Jan Morris was surprised when hip US magazine Rolling Stone asked her to write for it in the mid-1970s. She felt that the avant garde brand of journalism was perhaps at odds with her own style and approach to writing – and accepted immediately.

The results are collected in this anthology, and they are excellent. Morris travels the world to cities that are either in the aftermath, or on the brink, of change. Thus we are treated to Washington just after Watergate, Delhi in a state of emergency, Istanbul at a time when the Iranian revolution was affecting all the Middle East, and many others.

Morris’ style of reportage is for me more successful than the sometimes over-descriptive prose she employs in Journeys – another collection of essays.
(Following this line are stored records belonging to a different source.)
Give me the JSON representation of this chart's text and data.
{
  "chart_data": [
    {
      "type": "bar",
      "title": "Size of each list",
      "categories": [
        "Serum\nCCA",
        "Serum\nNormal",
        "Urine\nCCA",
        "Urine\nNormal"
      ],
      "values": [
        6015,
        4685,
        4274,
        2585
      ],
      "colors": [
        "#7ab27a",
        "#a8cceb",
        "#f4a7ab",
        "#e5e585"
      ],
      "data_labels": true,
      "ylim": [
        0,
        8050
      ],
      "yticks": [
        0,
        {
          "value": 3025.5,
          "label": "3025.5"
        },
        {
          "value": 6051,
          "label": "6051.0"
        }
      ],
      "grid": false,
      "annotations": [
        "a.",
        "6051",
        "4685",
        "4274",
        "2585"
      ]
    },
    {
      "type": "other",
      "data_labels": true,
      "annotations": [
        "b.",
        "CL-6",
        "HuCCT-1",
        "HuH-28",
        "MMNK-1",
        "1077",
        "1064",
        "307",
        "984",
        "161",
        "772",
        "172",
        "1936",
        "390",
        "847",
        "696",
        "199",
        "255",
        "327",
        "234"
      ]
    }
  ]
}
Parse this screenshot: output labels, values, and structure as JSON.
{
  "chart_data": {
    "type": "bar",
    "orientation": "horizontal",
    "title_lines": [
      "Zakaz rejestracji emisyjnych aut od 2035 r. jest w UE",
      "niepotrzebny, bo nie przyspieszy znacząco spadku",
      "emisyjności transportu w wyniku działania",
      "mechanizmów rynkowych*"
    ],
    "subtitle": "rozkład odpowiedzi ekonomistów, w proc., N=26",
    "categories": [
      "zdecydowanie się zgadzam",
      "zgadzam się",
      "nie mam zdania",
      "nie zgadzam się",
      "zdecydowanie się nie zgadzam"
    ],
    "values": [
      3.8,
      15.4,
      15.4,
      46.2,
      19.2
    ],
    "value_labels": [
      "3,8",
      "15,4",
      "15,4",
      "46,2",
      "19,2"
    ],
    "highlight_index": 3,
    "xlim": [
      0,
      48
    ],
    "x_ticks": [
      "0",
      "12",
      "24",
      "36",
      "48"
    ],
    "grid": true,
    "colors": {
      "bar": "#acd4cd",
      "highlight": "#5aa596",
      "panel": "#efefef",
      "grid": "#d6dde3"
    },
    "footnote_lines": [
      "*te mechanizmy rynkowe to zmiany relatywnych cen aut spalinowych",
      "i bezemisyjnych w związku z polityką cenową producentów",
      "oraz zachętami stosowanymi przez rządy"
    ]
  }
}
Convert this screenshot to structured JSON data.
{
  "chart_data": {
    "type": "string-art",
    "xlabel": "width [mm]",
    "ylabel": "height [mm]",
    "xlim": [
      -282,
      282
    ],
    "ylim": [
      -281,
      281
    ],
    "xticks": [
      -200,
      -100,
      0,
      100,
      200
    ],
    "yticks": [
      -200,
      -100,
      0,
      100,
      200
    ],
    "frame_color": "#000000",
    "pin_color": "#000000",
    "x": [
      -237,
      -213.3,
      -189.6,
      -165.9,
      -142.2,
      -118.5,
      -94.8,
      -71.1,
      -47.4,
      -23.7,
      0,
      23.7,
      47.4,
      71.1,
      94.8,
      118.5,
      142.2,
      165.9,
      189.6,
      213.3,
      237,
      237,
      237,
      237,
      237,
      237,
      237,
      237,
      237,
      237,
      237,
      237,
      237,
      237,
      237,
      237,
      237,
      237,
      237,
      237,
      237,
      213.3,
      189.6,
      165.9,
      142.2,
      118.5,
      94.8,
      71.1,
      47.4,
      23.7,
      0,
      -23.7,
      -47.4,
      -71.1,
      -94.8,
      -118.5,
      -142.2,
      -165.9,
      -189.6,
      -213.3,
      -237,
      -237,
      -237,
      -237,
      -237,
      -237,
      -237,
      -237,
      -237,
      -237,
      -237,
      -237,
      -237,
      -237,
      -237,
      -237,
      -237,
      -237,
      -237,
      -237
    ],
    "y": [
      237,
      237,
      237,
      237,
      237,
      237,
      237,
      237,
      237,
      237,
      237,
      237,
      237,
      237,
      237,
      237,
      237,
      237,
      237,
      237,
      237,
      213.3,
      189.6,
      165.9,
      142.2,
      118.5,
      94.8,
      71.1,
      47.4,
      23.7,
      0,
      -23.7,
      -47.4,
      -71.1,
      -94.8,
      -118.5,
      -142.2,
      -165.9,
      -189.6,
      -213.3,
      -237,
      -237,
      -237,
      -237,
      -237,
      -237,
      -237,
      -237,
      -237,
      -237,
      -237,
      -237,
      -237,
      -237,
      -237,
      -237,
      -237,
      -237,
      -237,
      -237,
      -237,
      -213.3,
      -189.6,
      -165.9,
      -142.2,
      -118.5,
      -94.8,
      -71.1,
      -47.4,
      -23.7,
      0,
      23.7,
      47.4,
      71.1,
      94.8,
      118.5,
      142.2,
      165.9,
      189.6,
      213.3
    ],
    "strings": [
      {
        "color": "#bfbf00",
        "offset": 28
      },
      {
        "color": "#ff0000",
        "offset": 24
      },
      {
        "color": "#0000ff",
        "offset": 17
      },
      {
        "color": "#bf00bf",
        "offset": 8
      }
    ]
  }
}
She is forced to be tighter in her style, and she has a journalistic approach that any reporter would be proud of.

At times you can be lulled by a certain graciousness that pervades this book. Morris almost belongs to an earlier era of genteel teas in colonial hotels. But don’t be fooled. Beneath this lies an astute observer and one that is not afraid to call it as she sees it. Much is left unsaid, especially when it comes to some of the people Morris encounters.

The chapter on Panama is particularly interesting, especially if you have read Paul Theroux’s section on the Canal Zone in The Old Patagonian Express. Morris is there in 1975 as the treaty is being negotiated to give control of the Canal to the Panamanians. She takes an interesting imperial historical perspective to the situation, all the while revealing some of the strange anomalies of this state within a state.

Perhaps the most relevant chapter today is that on Southern Africa. Morris finds herself in South Africa and Rhodesia at times of great change. Sadly, it was still a long time before true change would occur in the former, but the seeds were already being planted. Rhodesia however, was ripe for revolution and Morris captures the latent energy of a populace ready to take control. Read in the context of Zimbabwe today I was left with the feeling that these people really deserve a leader who will do them justice.

Overall verdict: More journalism than ‘travel writing’ – and better for it.